Wat waren de grote lijnen van dat strategisch plan?
ALAIN GUILLEMYN: We zijn een logistiek bedrijf en de it is voor ons een enabler. Al onze bedrijfsprocessen zijn nauw verweven met de it. De EDI of elektronische gegevensuitwisseling staat centraal in al onze activiteiten. Het is voor ons immers cruciaal de interventietijden tot een minimum te beperken, bv. van de laad- en lostijden van een boot, trein of vrachtwagen, of van de tijd dat een boot aan de kade blijft, van de operaties aan de kade enz. Al onze klanten ontvangen elektronische rapporten over de activiteiten en kunnen aan de hand van een webtoepassing de volledige logistieke import- en exportketen volgen.
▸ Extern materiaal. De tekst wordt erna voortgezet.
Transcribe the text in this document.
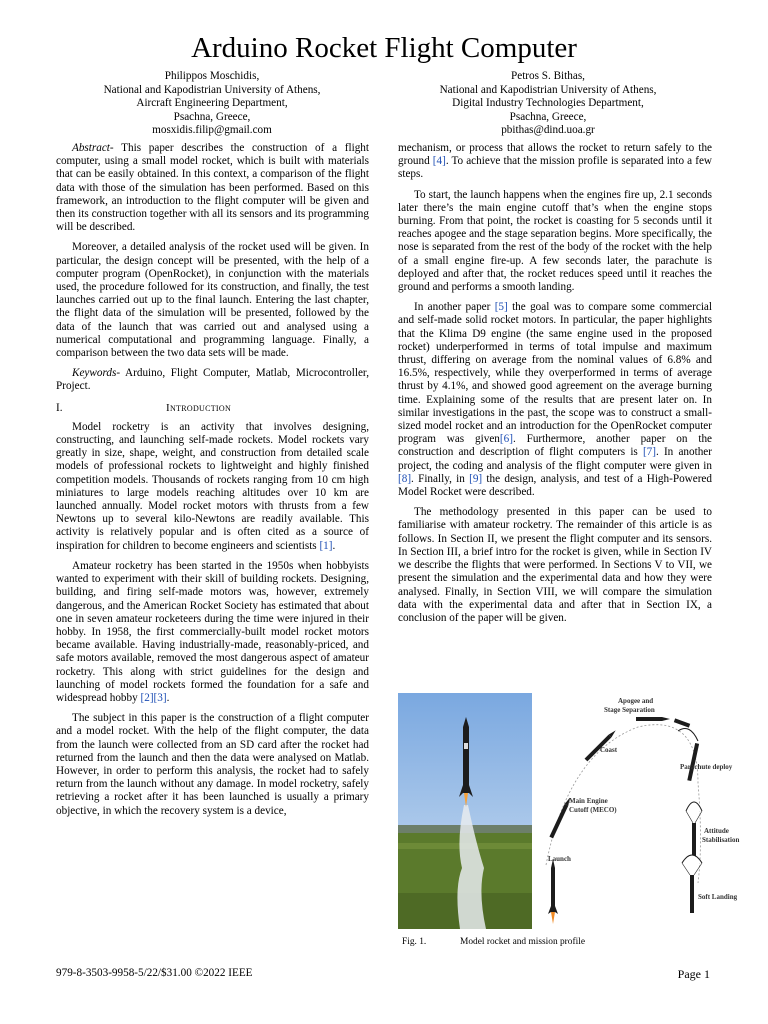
Arduino Rocket Flight Computer
Philippos Moschidis,
National and Kapodistrian University of Athens,
Aircraft Engineering Department,
Psachna, Greece,
mosxidis.filip@gmail.com
Petros S. Bithas,
National and Kapodistrian University of Athens,
Digital Industry Technologies Department,
Psachna, Greece,
pbithas@dind.uoa.gr

Abstract- This paper describes the construction of a flight computer, using a small model rocket, which is built with materials that can be easily obtained. In this context, a comparison of the flight data with those of the simulation has been performed. Based on this framework, an introduction to the flight computer will be given and then its construction together with all its sensors and its programming will be described.

Moreover, a detailed analysis of the rocket used will be given. In particular, the design concept will be presented, with the help of a computer program (OpenRocket), in conjunction with the materials used, the procedure followed for its construction, and finally, the test launches carried out up to the final launch. Entering the last chapter, the flight data of the simulation will be presented, followed by the data of the launch that was carried out and analysed using a numerical computational and programming language. Finally, a comparison between the two data sets will be made.

Keywords- Arduino, Flight Computer, Matlab, Microcontroller, Project.

I.	Introduction

Model rocketry is an activity that involves designing, constructing, and launching self-made rockets. Model rockets vary greatly in size, shape, weight, and construction from detailed scale models of professional rockets to lightweight and highly finished competition models. Thousands of rockets ranging from 10 cm high miniatures to large models reaching altitudes over 10 km are launched annually. Model rocket motors with thrusts from a few Newtons up to several kilo-Newtons are readily available. This activity is relatively popular and is often cited as a source of inspiration for children to become engineers and scientists [1].

Amateur rocketry has been started in the 1950s when hobbyists wanted to experiment with their skill of building rockets. Designing, building, and firing self-made motors was, however, extremely dangerous, and the American Rocket Society has estimated that about one in seven amateur rocketeers during the time were injured in their hobby. In 1958, the first commercially-built model rocket motors became available. Having industrially-made, reasonably-priced, and safe motors available, removed the most dangerous aspect of amateur rocketry. This along with strict guidelines for the design and launching of model rockets formed the foundation for a safe and widespread hobby [2][3].

The subject in this paper is the construction of a flight computer and a model rocket. With the help of the flight computer, the data from the launch were collected from an SD card after the rocket had returned from the launch and then the data were analysed on Matlab. However, in order to perform this analysis, the rocket had to safely return from the launch without any damage. In model rocketry, safely retrieving a rocket after it has been launched is usually a primary objective, in which the recovery system is a device,

mechanism, or process that allows the rocket to return safely to the ground [4]. To achieve that the mission profile is separated into a few steps.

To start, the launch happens when the engines fire up, 2.1 seconds later there’s the main engine cutoff that’s when the engine stops burning. From that point, the rocket is coasting for 5 seconds until it reaches apogee and the stage separation begins. More specifically, the nose is separated from the rest of the body of the rocket with the help of a small engine fire-up. A few seconds later, the parachute is deployed and after that, the rocket reduces speed until it reaches the ground and performs a smooth landing.

In another paper [5] the goal was to compare some commercial and self-made solid rocket motors. In particular, the paper highlights that the Klima D9 engine (the same engine used in the proposed rocket) underperformed in terms of total impulse and maximum thrust, differing on average from the nominal values of 6.8% and 16.5%, respectively, while they overperformed in terms of average thrust by 4.1%, and showed good agreement on the average burning time. Explaining some of the results that are present later on. In similar investigations in the past, the scope was to construct a small-sized model rocket and an introduction for the OpenRocket computer program was given[6]. Furthermore, another paper on the construction and description of flight computers is [7]. In another project, the coding and analysis of the flight computer were given in [8]. Finally, in [9] the design, analysis, and test of a High-Powered Model Rocket were described.

The methodology presented in this paper can be used to familiarise with amateur rocketry. The remainder of this article is as follows. In Section II, we present the flight computer and its sensors. In Section III, a brief intro for the rocket is given, while in Section IV we describe the flights that were performed. In Sections V to VII, we present the simulation and the experimental data and how they were analysed. Finally, in Section VIII, we will compare the simulation data with the experimental data and after that in Section IX, a conclusion of the paper will be given.

Apogee and
Stage Separation
Coast
Parachute deploy
Main Engine
Cutoff (MECO)
Attitude
Stabilisation
Launch
Soft Landing
Fig. 1.	Model rocket and mission profile
979-8-3503-9958-5/22/$31.00 ©2022 IEEE	Page 1
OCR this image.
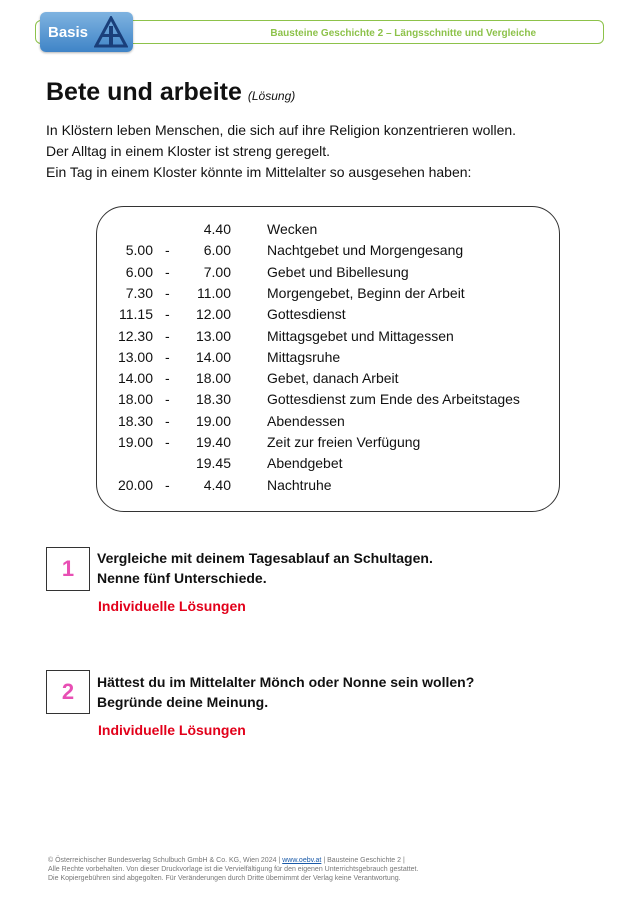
Basis	Bausteine Geschichte 2 – Längsschnitte und Vergleiche
Bete und arbeite (Lösung)
In Klöstern leben Menschen, die sich auf ihre Religion konzentrieren wollen.
Der Alltag in einem Kloster ist streng geregelt.
Ein Tag in einem Kloster könnte im Mittelalter so ausgesehen haben:
4.40	Wecken
5.00 - 6.00	Nachtgebet und Morgengesang
6.00 - 7.00	Gebet und Bibellesung
7.30 - 11.00	Morgengebet, Beginn der Arbeit
11.15 - 12.00	Gottesdienst
12.30 - 13.00	Mittagsgebet und Mittagessen
13.00 - 14.00	Mittagsruhe
14.00 - 18.00	Gebet, danach Arbeit
18.00 - 18.30	Gottesdienst zum Ende des Arbeitstages
18.30 - 19.00	Abendessen
19.00 - 19.40	Zeit zur freien Verfügung
19.45	Abendgebet
20.00 - 4.40	Nachtruhe
1	Vergleiche mit deinem Tagesablauf an Schultagen.
Nenne fünf Unterschiede.
Individuelle Lösungen
2	Hättest du im Mittelalter Mönch oder Nonne sein wollen?
Begründe deine Meinung.
Individuelle Lösungen
© Österreichischer Bundesverlag Schulbuch GmbH & Co. KG, Wien 2024 | www.oebv.at | Bausteine Geschichte 2 |
Alle Rechte vorbehalten. Von dieser Druckvorlage ist die Vervielfältigung für den eigenen Unterrichtsgebrauch gestattet.
Die Kopiergebühren sind abgegolten. Für Veränderungen durch Dritte übernimmt der Verlag keine Verantwortung.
Mijn eerste opdracht bestond erin de processen en infrastructuur in kaart te brengen en vervolgens de processen tussen de twee terminals van Antwerpen en Zeebrugge gelijk te schakelen. Voorheen was Antwerpen verantwoordelijk voor deepsea-activiteiten en Zeebrugge voor de shortsea-activiteiten, met verschillende processen en een andere it-ondersteuning.
Dit strategisch plan houdt overigens rekening met toekomstige technologieën en vereisten, meer bepaald wat betreft elektronische facturering en facturering op het einde van elk proces in plaats van op het einde van de keten. Er wordt ook gedacht aan rfid om de ligging van een boot aan de kade te optimaliseren en zo het traject van de voertuigen op de kade in te korten. Tijd is immers geld. In de praktijk zijn de doeltreffendheid en de efficiëntie van elke operatie volstrekt afhankelijk van de EDI. Belangrijke waarden voor het bedrijf als kostenefficiëntie, klantentevredenheid enz. moeten ondersteund worden door een it-strategie die erop aansluit.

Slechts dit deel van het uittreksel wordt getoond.